<新型コロナ>都知事 夜の酒場、入店自粛要請 「若者はカラオケ、中高年はバー」 

2020年3月31日 02時00分
 新型コロナウイルス感染症が拡大する中、東京都の小池百合子知事は三十日夜、臨時会見を開き、深夜の飲食店などで感染が疑われる事例がみられるとして、「特に若者にはカラオケ、ライブハウス、中高年の方々にはバーやナイトクラブなど接待を伴う飲食店などに行くことは当面お控えいただきたい」と呼び掛けた。 (小倉貞俊)

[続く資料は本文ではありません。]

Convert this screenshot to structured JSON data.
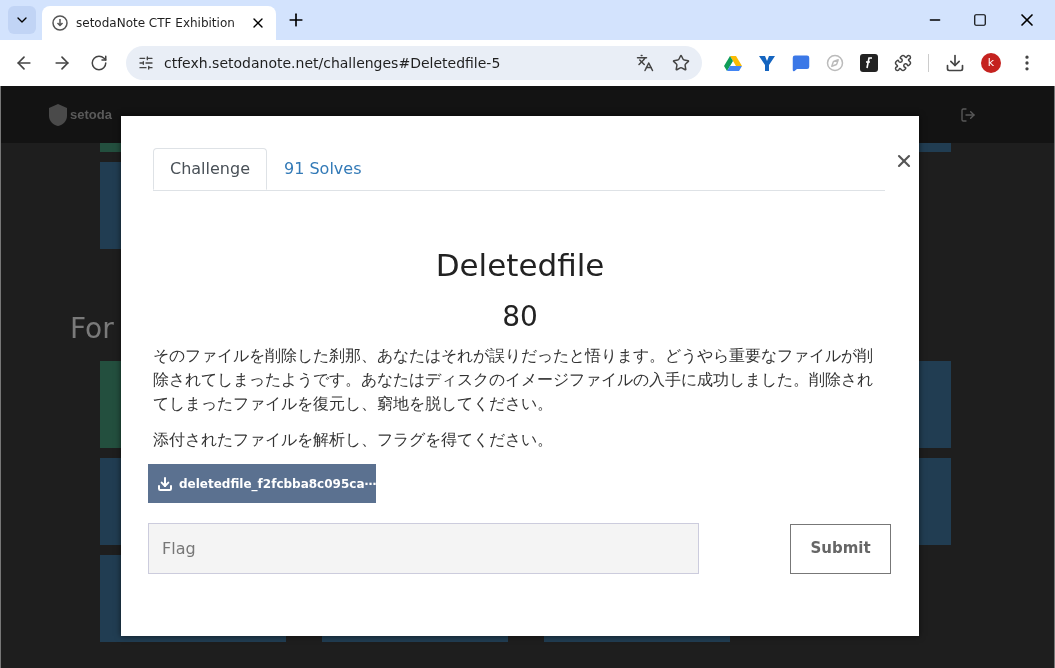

 会見では、厚生労働省対策本部のクラスター班で都内の感染例を分析した西浦博・北海道大大学院教授も出席。西浦教授は感染経路が不明な事例のうち、夜間から早朝に営業する接待を伴うキャバクラなどの飲食店で感染した疑いのあるケースが三十八人に上ると明らかにした。年代は店員の二十、三十代から客の七十代までと幅広く、四十代(十三人)が最も多い。最近の二週間では、これらのケースが感染経路不明事例の30%に上るという。

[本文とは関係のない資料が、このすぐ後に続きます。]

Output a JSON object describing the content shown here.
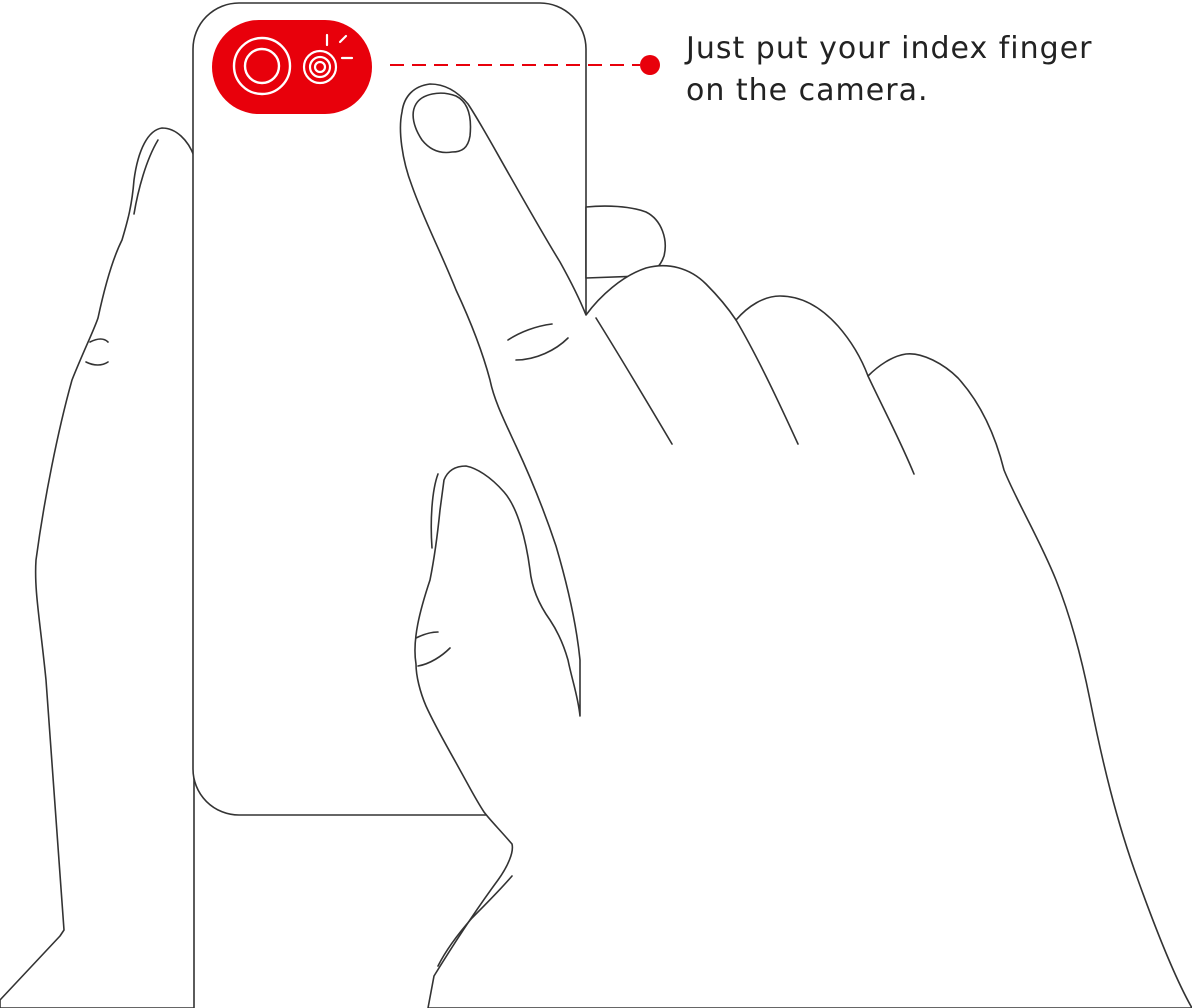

 小池知事は、こうした店について「密閉空間」「密集する場所」「密接した会話」のいわゆる「三つの密」がより濃厚な形で重なる場だと指摘。併せて、経済的な影響を受けている飲食店、宿泊施設、従業員などに「支援を国に強く要望し、都独自の対策もしたい」とした。
 都内では現在、重症十六人を含む三百九十四人の患者が入院。知事は、現在五百床の病床を確保していることを明らかにし「目標を四千床とし都医師会と協力して確保していく。軽症者や無症状者は厚労省と協議し、自宅などでの療養に移行させていく」とした。

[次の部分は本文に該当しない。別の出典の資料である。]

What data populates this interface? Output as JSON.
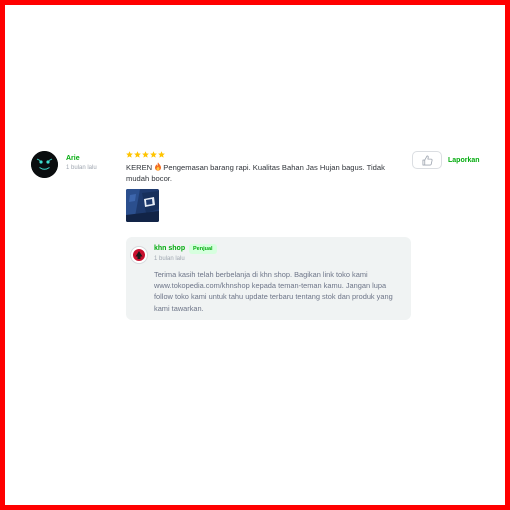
{
  "reviewer": {
    "name": "Arie",
    "time_ago": "1 bulan lalu",
    "avatar_icon": "dark-avatar-icon"
  },
  "review": {
    "rating": 5,
    "star_color": "#ffc400",
    "emoji_icon": "fire-icon",
    "text_prefix": "KEREN",
    "text_body": "Pengemasan barang rapi. Kualitas Bahan Jas Hujan bagus. Tidak mudah bocor.",
    "photo_icon": "review-photo-thumbnail"
  },
  "actions": {
    "like_icon": "thumbs-up-icon",
    "report_label": "Laporkan"
  },
  "reply": {
    "seller_name": "khn shop",
    "seller_badge": "Penjual",
    "time_ago": "1 bulan lalu",
    "text": "Terima kasih telah berbelanja di khn shop. Bagikan link toko kami www.tokopedia.com/khnshop kepada teman-teman kamu. Jangan lupa follow toko kami untuk tahu update terbaru tentang stok dan produk yang kami tawarkan."
  },
  "colors": {
    "accent": "#03ac0e",
    "frame_border": "#ff0000",
    "reply_background": "#f0f3f3"
  }
}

 今後の感染爆発の可能性について西浦教授は、「感染爆発が起きた欧州では、二、三日に一度のペースで、感染者数が倍増していた。東京の場合、今の時点では爆発的な増加が本格的に始まった、という証拠がない」と説明。その上で「夜の街で感染している事例を止めると、何とか制御できるのではないかと判断している」と語った。